The week-long AGM will feature knowledge events where political leaders, financial experts, environmentalists and allied professionals would join the AfDB team to deliberate on climate change, impacts on Africa and possible solutions with a particular focus on funding and adaptation mechanisms.
The board will also receive reports of last year’s performance for adoption while reviewing the bank’s short- to medium-term programmes. Governments would also have the opportunity to interact with the AfDB on their routes to energy transition and the bankability of their initiatives.
The bank, at the unveiling of programmes of the AGM, which focus on ‘Achieving Climate Resilience and a Just Energy Transition for Africa’, described climate change as a make-or-mar moment for the continent, saying adaptation is the operating word.
The President, tweeting on its scorecard yesterday, said that the regional bank was negotiating global partnerships to help African countries adapt to the vagaries of climate change.
“To help Africa adapt to climate change, the bank is partnering globally. Together with the Global Centre on Adaptation, with former United Nations Secretary-General, Ban Ki-moon, we are mobilising $25 billion in support of Africa,” he tweeted.
Dr. Adesina also said the bank “is raising $5 billion for women businesses” with the support of President Emmanuel Macron and G-7, through AfDB’s Affirmative Action for Women in Africa (AFAWA).
In 2021, the bank paid out $483 million to financial institutions to lend to women businesses while it hopes to raise the financing threshold for women entrepreneurs to $500 million this year.
“When COVID-19 struck, our Board, based on rigorous risk assessments, approved a crisis response facility of up to $10 billion. We launched a $3 billion COVID-19 social bond on the global capital markets, the highest ever US dollar-denominated social bond in world history. Our rapid COVID-19 response facility helped towards stabilising African economies. It trained 130,000 health workers. It provided social protection for about 30 million vulnerable households. It provided advisory support for 300,000 small and medium-sized businesses.”
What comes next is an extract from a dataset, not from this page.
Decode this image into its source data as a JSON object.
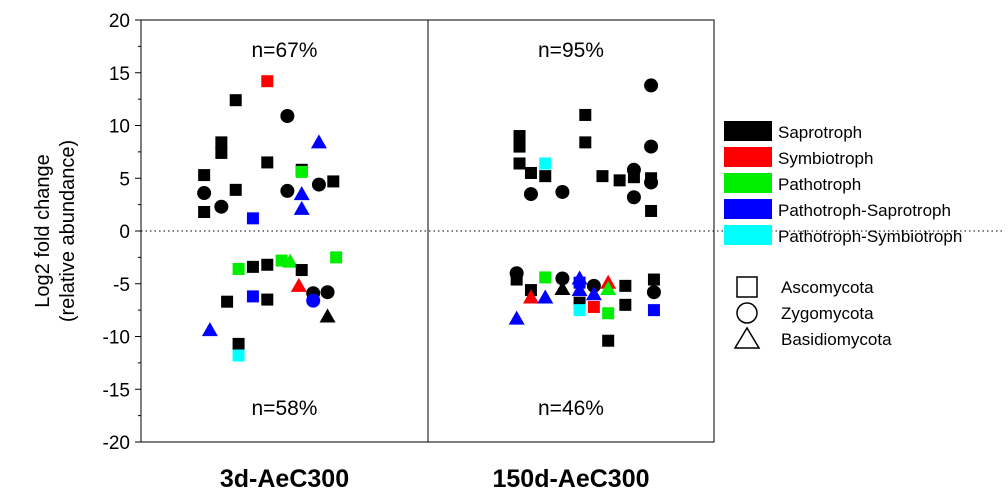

“To tackle the food crisis from the Russian-Ukraine crisis, our Board of Directors approved, last week, a $1.5 billion African Emergency Food Production Facility to support 20 million farmers to produce 38 million metric tons of food,” the former Nigerian Minister of Agriculture blogged.
Dr. Adesina, who will be rendering account of stewardship to the 81-country shareholders in the coming days, attributed the success story of AfDB to “an excellent and robust management and governance system”, saying the team delivers great value to Africa through a five-pronged programme doggedly pursued and implemented in the past six years. The programmes are said to have impacted 335 million people.
AfDB, the only AAA-rated financial institution in Africa, has “consistently maintained our stellar AAA credit ratings by all major global credit rating agencies” owing to its excellent risk management, Adesina pointed out.
Last year, Global Finance ranked the bank as the best multilateral financial institution in the world. It was also rated by Centre for Global Development (CGD) as the second-best in the world.